Shiseido, une aventure Meiji



Tokyo, 1872. Il était une fois Arinobu Fukuhara, un ancien pharmacien de la Marine japonaise à deux doigts de la retraite qui eut l’idée d’ouvrir une pharmacie « à l’occidentale » à Ginza. Fidèle à l’esprit de son époque, il fit fusionner sa propre culture millénaire et les nouveautés venues d’ailleurs. 148 ans plus tard, la « petite pharmacie » Shiseido a parcouru les grandes étapes du XXe siècle, le Modernisme, les Grandes Guerres mondiales, les révolutions des années 1960 et les crises économiques du début du millénaire, en devenant un empire avec un chiffre d’affaires net de plus de 60 millions de dollars et 33.000 employés à travers le monde. Retour sur un siècle de conquêtes.

 

 

 

 

 

Il y a des choses que l’on considère à tort naturelles : l’eau gazeuse, le dentifrice, la beauté d’une peau bronzée, les conseillères beauté sur les stands de cosmétique, la pub.

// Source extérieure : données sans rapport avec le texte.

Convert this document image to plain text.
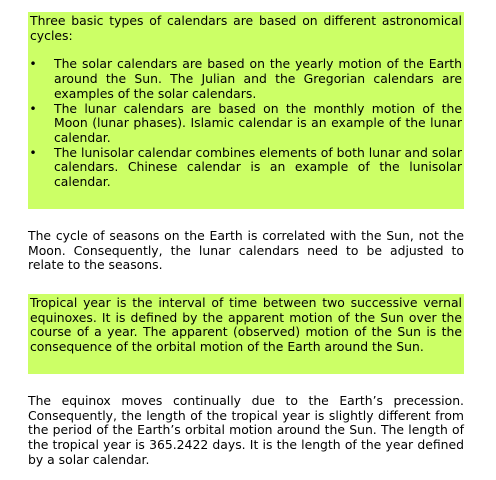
Three basic types of calendars are based on different astronomical cycles:

• The solar calendars are based on the yearly motion of the Earth around the Sun. The Julian and the Gregorian calendars are examples of the solar calendars.
• The lunar calendars are based on the monthly motion of the Moon (lunar phases). Islamic calendar is an example of the lunar calendar.
• The lunisolar calendar combines elements of both lunar and solar calendars. Chinese calendar is an example of the lunisolar calendar.
The cycle of seasons on the Earth is correlated with the Sun, not the Moon. Consequently, the lunar calendars need to be adjusted to relate to the seasons.
Tropical year is the interval of time between two successive vernal equinoxes. It is defined by the apparent motion of the Sun over the course of a year. The apparent (observed) motion of the Sun is the consequence of the orbital motion of the Earth around the Sun.
The equinox moves continually due to the Earth’s precession. Consequently, the length of the tropical year is slightly different from the period of the Earth’s orbital motion around the Sun. The length of the tropical year is 365.2422 days. It is the length of the year defined by a solar calendar.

Toutes ces choses, c’est notre quotidien, elles ont l’air d’être là depuis toujours. Mais il y a des lieux et des temps où ces choses n’existaient pas, ou pas encore, et il fallait les inventer ou les importer.

 

Le génie de la dynastie Fukuhara – le patriarche, le fils et le petit-fils – a été de comprendre ce que de meilleur l’Occident avait à offrir au Japon en termes de culture du soin, d’y ajouter des idées impensées et révolutionnaires et de voir très vite les avantages d’une bonne communication.

 

En 1872, en pleine époque Meiji et alors que le Japon s’ouvre à l’étranger, Arinobu Fukuhara, curieux et perspicace, ouvre à Ginza une pharmacie à l’occidentale. Alors que les femmes mariées se noircissaient encore les dents, il lance le premier produit Shiseido : le Fukuhara Sanitary, le premier dentifrice japonais. Parfumé, efficace et simple à utiliser : c’est la révolution. En 1902, suite à de nombreux voyages en Europe et aux EUA, il fait installer dans sa boutique une fontaine à eau gazeuse et introduit au Japon une autre nouveauté majeure : la glace. En 1917,  il introduit Rainbow Face Powder, une poudre en sept nuances qui s’adapte à toutes les peaux. Dans un pays où seul le blanc était octroyé au visage féminin, c’est une bombe qui explose.

 

 

 

 

Quand le fils d’Arinobu Fukuhara, Shinzō, photographe et moderniste, rejoint son père aux commandes de Shiseido, il apporte son œil et sa sensibilité esthétique, ainsi que sa sagacité communicationnelle : c’est le moment où le logo et le logotype iconique de la marque sont créés, où l’Art Nouveau venu d’Europe apporte à Shiseido son allure « deluxe » et introduit doucement d’autres modèles de femme auprès du public japonais. Ces femmes plurielles, actives, passionnées, arrivent également via les nombreuses publications de la marque – le Shiseido Geppo d’abord, puis le Shiseido Graph et Hanatsubaki. Et des femmes actives et éduquées (non seulement à la cosmétique mais aux arts et à la culture occidentales), Shiseido va en faire ses « ministres »: en 1933 on forme les premières Miss Shiseido, les pionnières des modernes conseillères de beauté.

 

 

 

 

Pendant la Seconde Guerre mondiale, alors que le marché du luxe est sévèrement amoindri face au conflit, Shiseido réoriente sa communication sur l’efficacité de ses produits (et leur manufacture 100% nipponne) plutôt que sur leur préciosité.

 

La deuxième moitié du siècle coïncide avec l’expansion vertigineuse de la marque, d’abord en Asie, puis à Hawaï et aux EUA, en Italie et en Europe. En 1966, avec la campagne « Beloved by the Sun », Shiseido lance au Japon sa première campagne shootée à Hawaï et inaugure la mode de la peau bronzée, jusqu’alors impensable au Japon.

 

La présence de la marque se décline au fil du temps dans les champs artistiques et culturels les plus variés : écoles de cosmétiques, restaurants, galeries d’art.  Depuis toujours, mais tout spécialement pendant les dernières décennies, Shiseido met l’accent sur les femmes : 80% des 33.000 salariés de la marque sont des femmes et depuis les années 1990 la marque a adopté des règles pour faciliter la vie au travail des parents, chose rare au Japon où les politiques de maternité laissent souvent à désirer. Récemment,  l’actuel président Masahiko Uotani a affirmé son intention d’avoir un conseil d’administration à moitié féminin.

 

Un slogan de 1977 résonne avec grâce et pertinence à ce jour encore : « Sa beauté ne réside pas en elle, mais en son mode de vie ». Et depuis 148 ans, Shiseido a inspiré bien des modes de vie.